Intercambio
Lo primero que aprendí de mi desconocido anfitrión veraniego fue su caligrafía de combate sobre una carta holandesa en cuyo ángulo superior izquierdo la reina Beatriz agonizaba bajo la tinta de¡ matasello. El hombre había leído en alguna revista especializada mi interés de alquilar una casa por ahí durante las vacaciones y me cantaba las excelencias de la suya. Eso debía ser por primavera, y a lo largo de un par de meses fue un constante ir y venir a los buzones con una lejana ilusión de enamorada. Total, nada. Me hacía confidencias de su hogar (interruptores díscolos, la gotera irredenta, el vecino servicial...), pero ni una palabra sobre él. Pensé que nunca llegaría a conocerle y que éste debía ser el punto de desencuentro lógico entre lo humano y lo inmobiliario.Bastó abrir la puerta de mi nueva casa, cargado de curiosidad y de kilómetros, para empezar a creer en el destino. Durante un par de días me transformé en un arqueólogo de los estratos de su cotidianidad. En los estantes aparecían los mismos libros, coincidíamos con la marca de ginebra en la nevera, en su correo llegaban también boletines de una asociación de solidaridad con Nicaragua y en la habitación de los niños colgaba el poster de un futbolista que el año pasado jugó con ellos y ahora jugaba para los otros. Tres días después, coincidiendo con una lluvia inoportuna, me calcé sus botas de agua. Después, sus zapatillas. Atendí las llamadas de sus amantes y me pareció absolutamente normal ponerme su pijama con su nombre bordado en el bolsillo.
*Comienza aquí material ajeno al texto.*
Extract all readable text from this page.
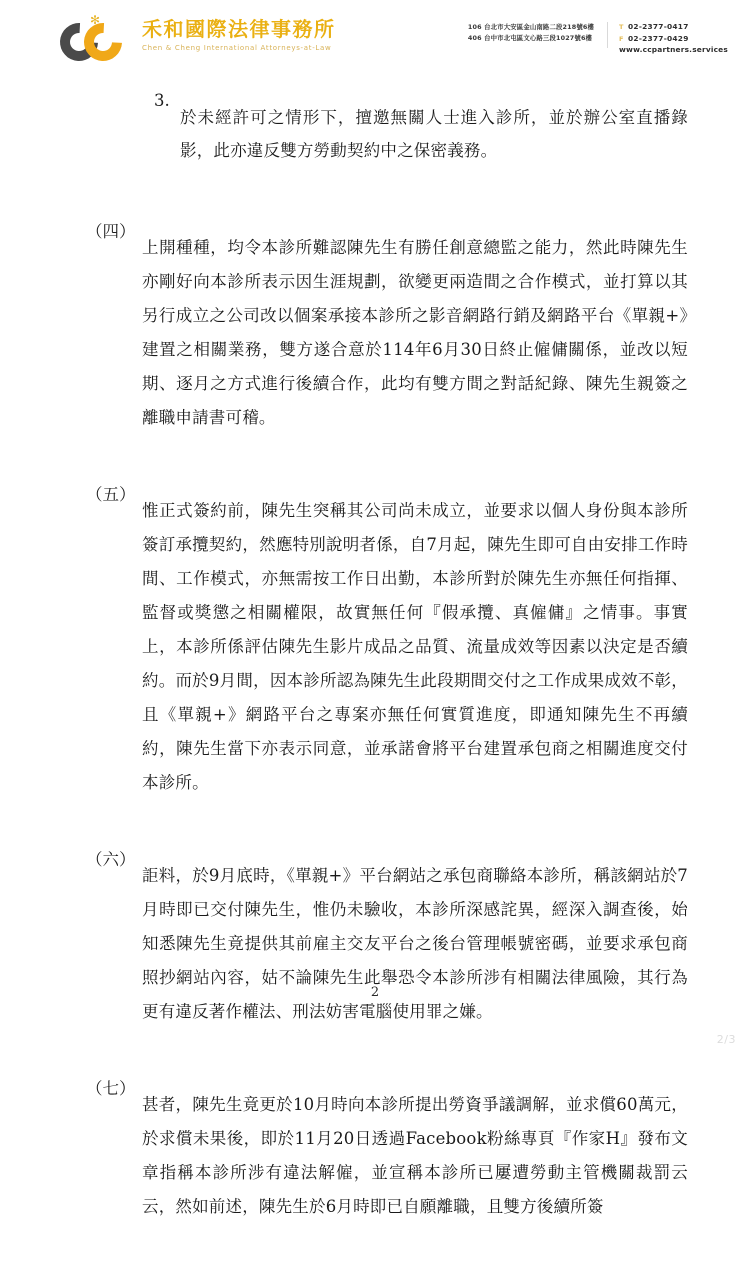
✻ 禾和國際法律事務所
Chen & Cheng International Attorneys-at-Law
106 台北市大安區金山南路二段218號6樓
406 台中市北屯區文心路三段1027號6樓
T 02-2377-0417
F 02-2377-0429
www.ccpartners.services
3.

於未經許可之情形下，擅邀無關人士進入診所，並於辦公室直播錄影，此亦違反雙方勞動契約中之保密義務。

（四）

上開種種，均令本診所難認陳先生有勝任創意總監之能力，然此時陳先生亦剛好向本診所表示因生涯規劃，欲變更兩造間之合作模式，並打算以其另行成立之公司改以個案承接本診所之影音網路行銷及網路平台《單親+》建置之相關業務，雙方遂合意於114年6月30日終止僱傭關係，並改以短期、逐月之方式進行後續合作，此均有雙方間之對話紀錄、陳先生親簽之離職申請書可稽。

（五）

惟正式簽約前，陳先生突稱其公司尚未成立，並要求以個人身份與本診所簽訂承攬契約，然應特別說明者係，自7月起，陳先生即可自由安排工作時間、工作模式，亦無需按工作日出勤，本診所對於陳先生亦無任何指揮、監督或獎懲之相關權限，故實無任何『假承攬、真僱傭』之情事。事實上，本診所係評估陳先生影片成品之品質、流量成效等因素以決定是否續約。而於9月間，因本診所認為陳先生此段期間交付之工作成果成效不彰，且《單親+》網路平台之專案亦無任何實質進度，即通知陳先生不再續約，陳先生當下亦表示同意，並承諾會將平台建置承包商之相關進度交付本診所。

（六）

詎料，於9月底時，《單親+》平台網站之承包商聯絡本診所，稱該網站於7月時即已交付陳先生，惟仍未驗收，本診所深感詫異，經深入調查後，始知悉陳先生竟提供其前雇主交友平台之後台管理帳號密碼，並要求承包商照抄網站內容，姑不論陳先生此舉恐令本診所涉有相關法律風險，其行為更有違反著作權法、刑法妨害電腦使用罪之嫌。

（七）

甚者，陳先生竟更於10月時向本診所提出勞資爭議調解，並求償60萬元，於求償未果後，即於11月20日透過Facebook粉絲專頁『作家H』發布文章指稱本診所涉有違法解僱，並宣稱本診所已屢遭勞動主管機關裁罰云云，然如前述，陳先生於6月時即已自願離職，且雙方後續所簽

2
2/3
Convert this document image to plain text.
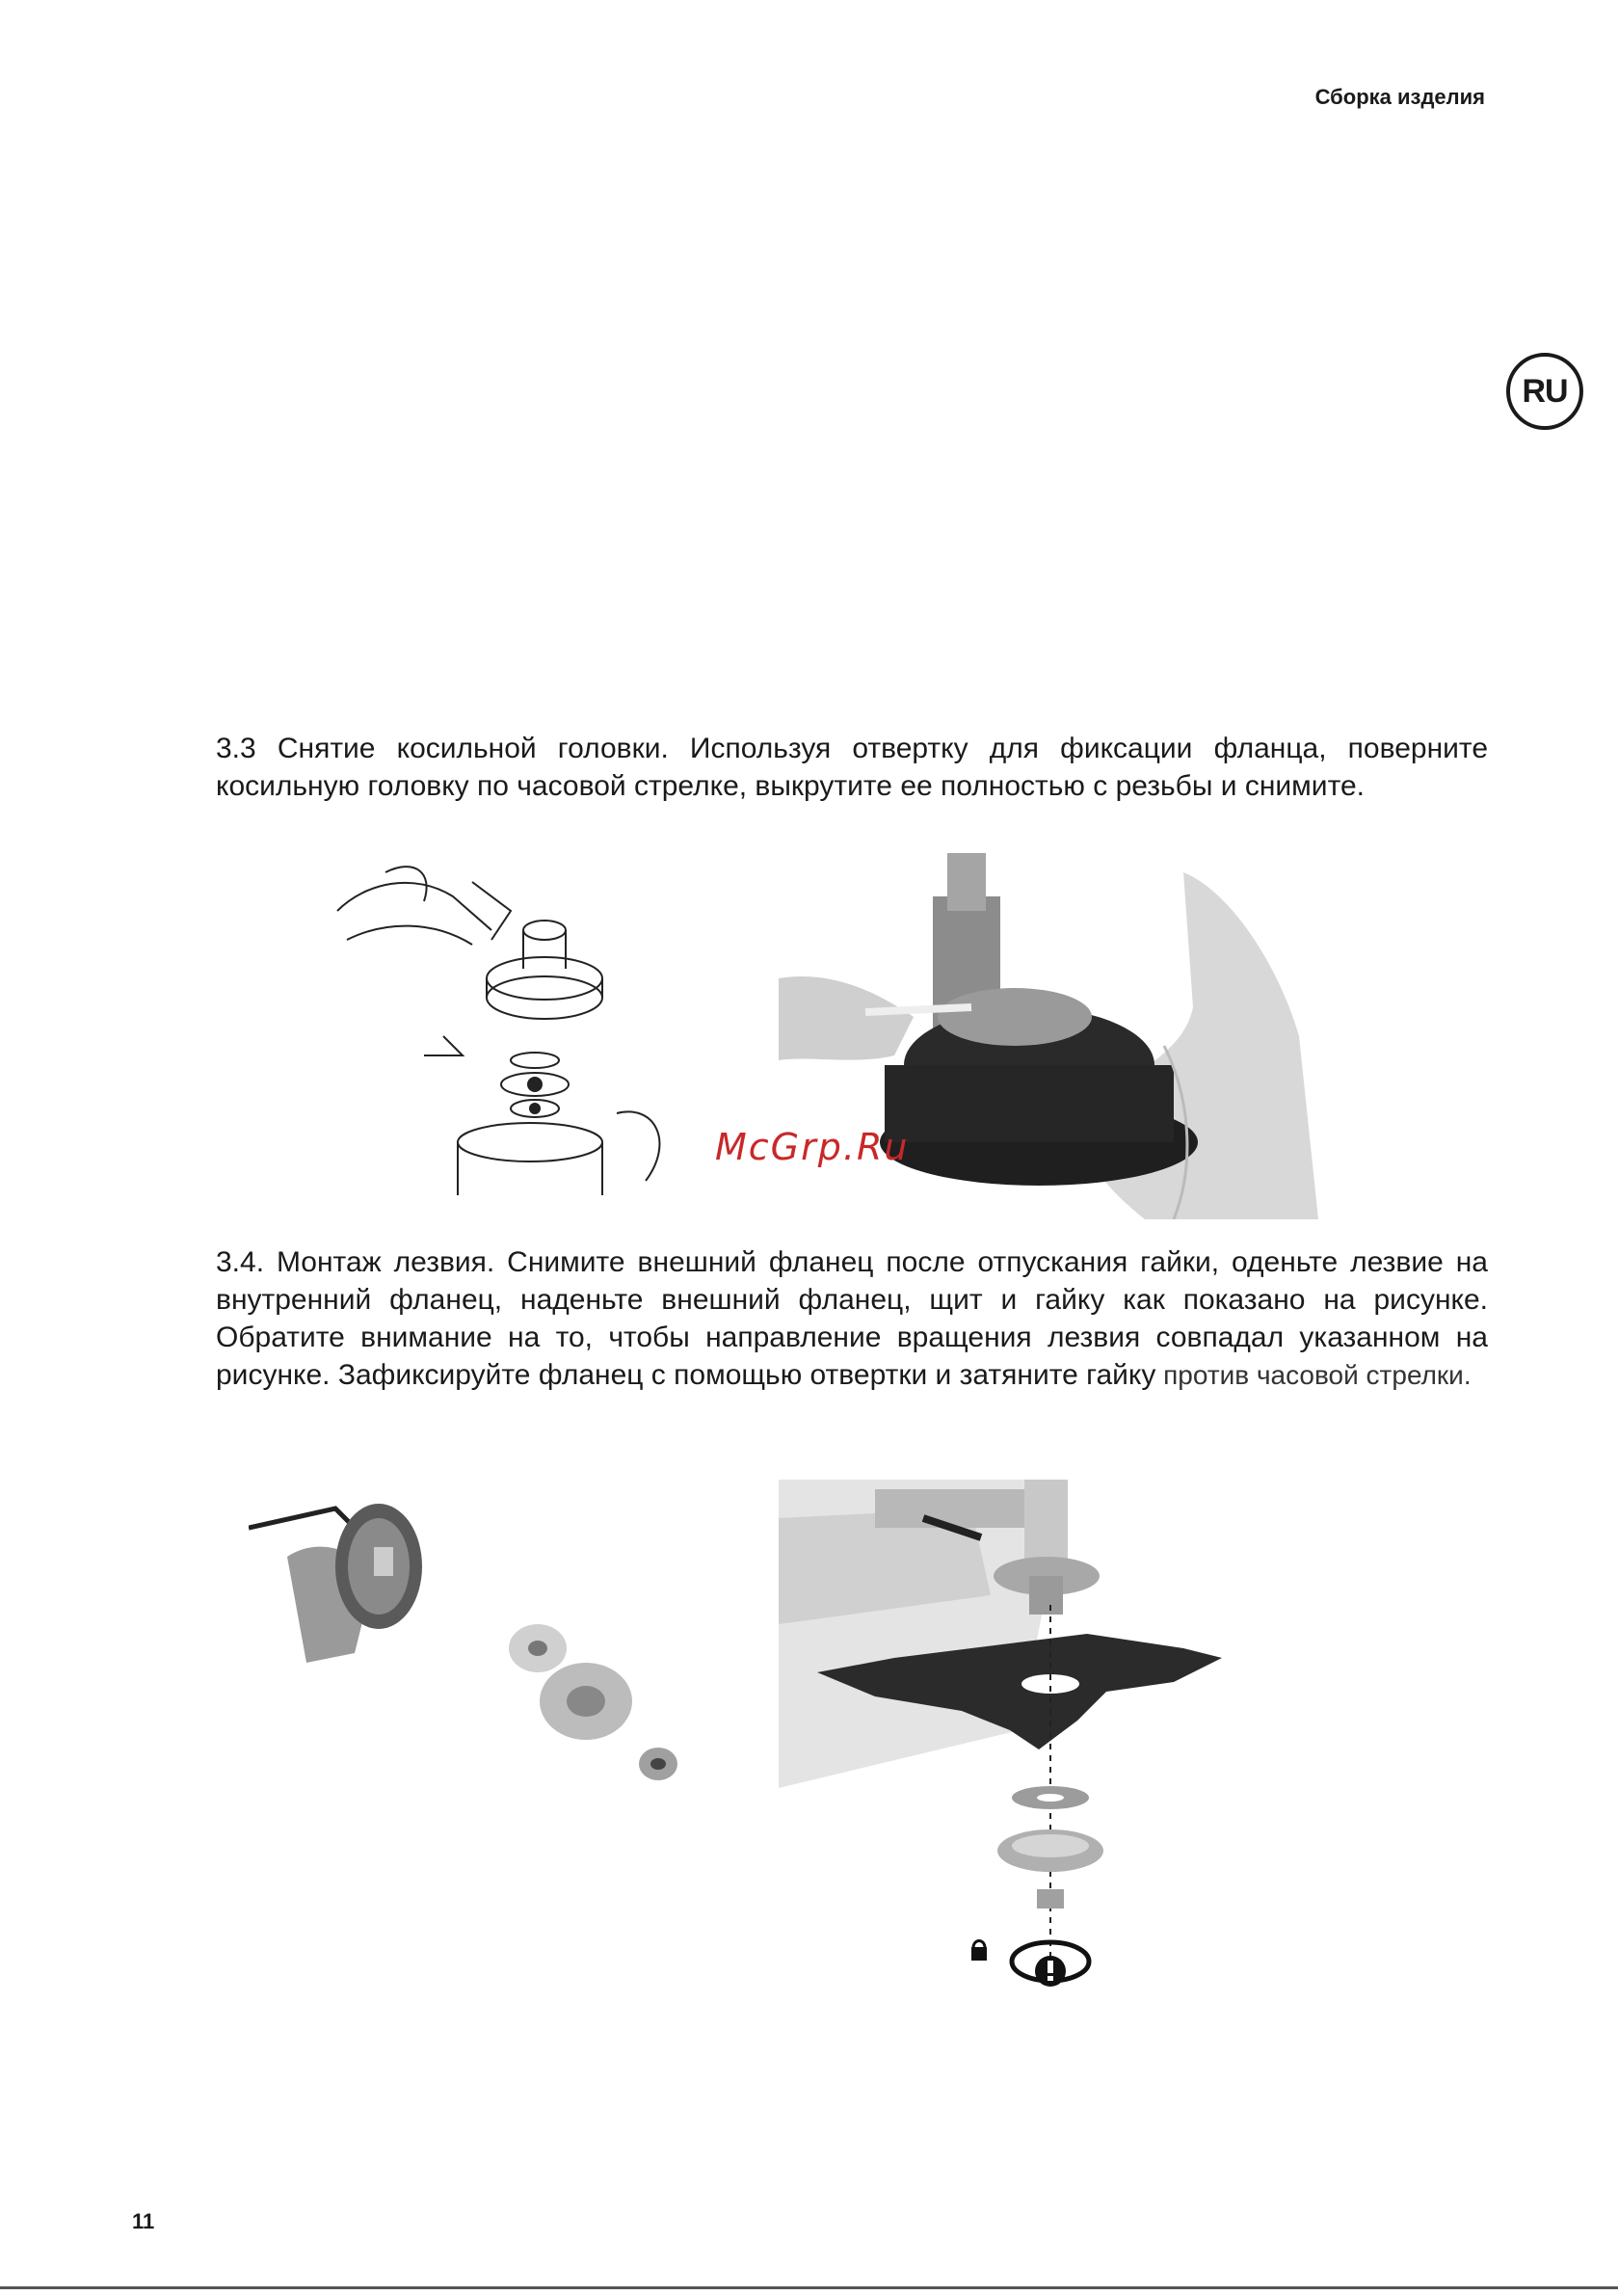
Сборка изделия
RU

3.3 Снятие косильной головки. Используя отвертку для фиксации фланца, поверните косильную головку по часовой стрелке, выкрутите ее полностью с резьбы и снимите.

McGrp.Ru

3.4. Монтаж лезвия. Снимите внешний фланец после отпускания гайки, оденьте лезвие на внутренний фланец, наденьте внешний фланец, щит и гайку как показано на рисунке. Обратите внимание на то, чтобы направление вращения лезвия совпадал указанном на рисунке. Зафиксируйте фланец с помощью отвертки и затяните гайку против часовой стрелки.

11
A su regreso, el hombre se sorprendió de encontrarme todavía en su casa. Venía con ganas de sillón conocido y de sábanas amigas, pero alguien muy parecido a él le impedía el paso. Gritaba a los vecinos para que le reconocieran y ellos le cerraban la puerta en las narices. Se lo llevó la policía por alborotador y le entregó sus maletas, que ya eran mías. Un oficial me aseguró que aquel desconocido nunca más volvería a molestarme.